Тогда — он запоминался навеки — раздался звон шпор, и одна дребезжаще призвякивала при каждом шаге. Потом, точно крался вор, в скважине осторожно простучал ключ, но почему-то все подумали, что к ним ведут нового временного сожителя по камере.
— Ловись, ловись, рыбка, большая и маленькая… — умышленно громко пошутил матрос, но он ошибся.
Впалыми глазами шаря перед собой, вошел Пальчиков; следом за ним конвойный солдат внес на цыпочках стул и поставил у стены. Дверь закрылась, но замок не прозвучал никак. Медленно, точно соблюдая ритуал, поручик сел на стул и глядел на матроса, пока тот не зашевелился.
— Ежели в гости пришел, так в тюрьму за этим не ходят. И потом: сам на стуле расселся, гад, а мы, ровно поленья, по полу… — сказал матрос, подходя ближе.
— Садитесь, если вы устали, — сказал поручик, приподымаясь.
Отступив, матрос размышлял о странном этом поведении.
— Скоро нас кончат?
— А вам очень хочется? — поднял брови поручик.
— За тем и шел! — резко сказал матрос. Он внимательно приглядывался к Пальчикову. — Ты из Волчьей сотни?.. Ну, я так и знал. Это твой отряд Кодшу обходил?
— Мой, — сказал поручик.
— Собачья публика… Зачем же было мост-то подрывать! Ты уж людей коси, а мост, кто б ни победил, все равно заново надо строить. Эх, грамотные!.. Ну, гад, кончат-то нас скоро?
Пальчиков заговорил лишь через минуту, когда потребность в прямом ответе уменьшилась.
— Скажите… — он помялся, — гражданин, у вас найдено письмо из Вятской губернии… за хлеб благодарят… это от жены?
— Нет, сестра, — сказал матрос, — а что?.
— Хорошая у тебя сестра.
— Ну, это не твое дело. Ну-ка, дай папироску, раз пришел. Твое дело хозяйское… — Он, видимо, хотел поскорее закончить бесцельный разговор.

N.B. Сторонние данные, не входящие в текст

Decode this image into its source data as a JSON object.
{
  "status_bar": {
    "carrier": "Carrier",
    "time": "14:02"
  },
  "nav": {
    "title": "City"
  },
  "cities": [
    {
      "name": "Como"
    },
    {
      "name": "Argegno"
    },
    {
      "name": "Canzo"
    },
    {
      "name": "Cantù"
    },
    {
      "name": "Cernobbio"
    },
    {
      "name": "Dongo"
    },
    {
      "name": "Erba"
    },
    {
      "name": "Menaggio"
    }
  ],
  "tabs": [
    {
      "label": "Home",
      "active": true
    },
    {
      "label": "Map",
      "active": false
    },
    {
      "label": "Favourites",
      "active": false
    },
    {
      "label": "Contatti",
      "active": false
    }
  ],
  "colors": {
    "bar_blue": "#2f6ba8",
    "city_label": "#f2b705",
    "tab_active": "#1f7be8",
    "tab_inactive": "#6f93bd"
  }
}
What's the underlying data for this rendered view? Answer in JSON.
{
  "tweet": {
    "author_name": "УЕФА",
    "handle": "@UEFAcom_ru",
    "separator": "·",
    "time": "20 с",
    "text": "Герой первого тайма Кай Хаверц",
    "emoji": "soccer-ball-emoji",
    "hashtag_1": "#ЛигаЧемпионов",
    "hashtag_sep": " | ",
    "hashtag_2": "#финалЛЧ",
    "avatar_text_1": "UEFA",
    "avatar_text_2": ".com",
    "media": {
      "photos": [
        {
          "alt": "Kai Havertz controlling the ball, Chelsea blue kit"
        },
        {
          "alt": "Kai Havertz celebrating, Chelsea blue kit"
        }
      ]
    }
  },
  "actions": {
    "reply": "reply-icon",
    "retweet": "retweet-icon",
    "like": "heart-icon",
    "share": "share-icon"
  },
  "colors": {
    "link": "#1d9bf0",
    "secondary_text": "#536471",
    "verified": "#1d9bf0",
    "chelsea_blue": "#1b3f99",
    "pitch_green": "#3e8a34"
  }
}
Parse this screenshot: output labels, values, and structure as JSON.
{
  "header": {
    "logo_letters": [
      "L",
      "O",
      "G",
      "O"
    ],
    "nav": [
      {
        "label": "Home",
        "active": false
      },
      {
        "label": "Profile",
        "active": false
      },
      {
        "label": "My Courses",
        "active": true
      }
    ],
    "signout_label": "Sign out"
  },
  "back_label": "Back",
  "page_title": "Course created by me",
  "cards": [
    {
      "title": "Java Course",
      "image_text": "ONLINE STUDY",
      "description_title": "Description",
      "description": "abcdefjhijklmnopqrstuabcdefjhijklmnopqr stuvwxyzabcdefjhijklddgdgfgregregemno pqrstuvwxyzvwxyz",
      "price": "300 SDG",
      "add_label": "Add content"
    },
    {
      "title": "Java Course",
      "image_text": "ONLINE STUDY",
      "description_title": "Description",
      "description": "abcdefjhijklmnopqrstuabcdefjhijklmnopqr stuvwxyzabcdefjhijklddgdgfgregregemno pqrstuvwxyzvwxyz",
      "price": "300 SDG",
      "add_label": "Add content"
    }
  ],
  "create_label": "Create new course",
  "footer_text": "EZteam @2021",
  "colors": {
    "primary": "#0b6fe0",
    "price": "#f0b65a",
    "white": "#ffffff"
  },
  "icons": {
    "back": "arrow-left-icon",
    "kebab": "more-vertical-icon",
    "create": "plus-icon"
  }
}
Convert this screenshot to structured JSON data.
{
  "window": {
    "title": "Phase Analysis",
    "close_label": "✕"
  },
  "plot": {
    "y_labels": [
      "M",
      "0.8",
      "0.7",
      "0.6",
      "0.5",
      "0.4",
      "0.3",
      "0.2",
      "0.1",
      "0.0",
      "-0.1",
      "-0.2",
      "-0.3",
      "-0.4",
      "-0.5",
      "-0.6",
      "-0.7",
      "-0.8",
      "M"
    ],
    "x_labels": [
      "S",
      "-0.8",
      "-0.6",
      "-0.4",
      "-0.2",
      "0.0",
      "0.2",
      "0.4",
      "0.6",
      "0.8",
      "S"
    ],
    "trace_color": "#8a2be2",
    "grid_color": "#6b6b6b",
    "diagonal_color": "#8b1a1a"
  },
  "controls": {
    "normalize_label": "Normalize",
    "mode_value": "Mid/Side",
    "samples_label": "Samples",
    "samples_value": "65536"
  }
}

— Я не курю, — ответил поручик. Однако он поискал в кармане и поспешно достал деньги. — Если хочешь курить, возьми деньги и сходи к Анисье… знаешь, это угол Вознесенского и Соборной. Купи себе папирос… для всех купи. Возьми с собой вон того парня, он все знает… — Он указал на Стеньку, окаменело стоявшего у стены и уже как бы простреленного.
Матрос зорко оглядел поручика, но он ошибался, полагая, что понял его намерение.
— Нет, голубок, — сказал он твердо, и темные жилы разбежались по лбу, — отсюда нас только силой выведут!
Пальчиков молчал, и оттого, что он равнодушно принял отказ матроса, того посетила последняя и верная догадка.
— Давай деньги! — тихо сказал он. — А там нас пропустят? — кивнул он на дверь. — Эй, пойдем, воряга. Ну, спасибо тебе… за папироски! — очень просто сказал он, толкая впереди себя перетрусившего Стеньку; Пальчиков не обернулся.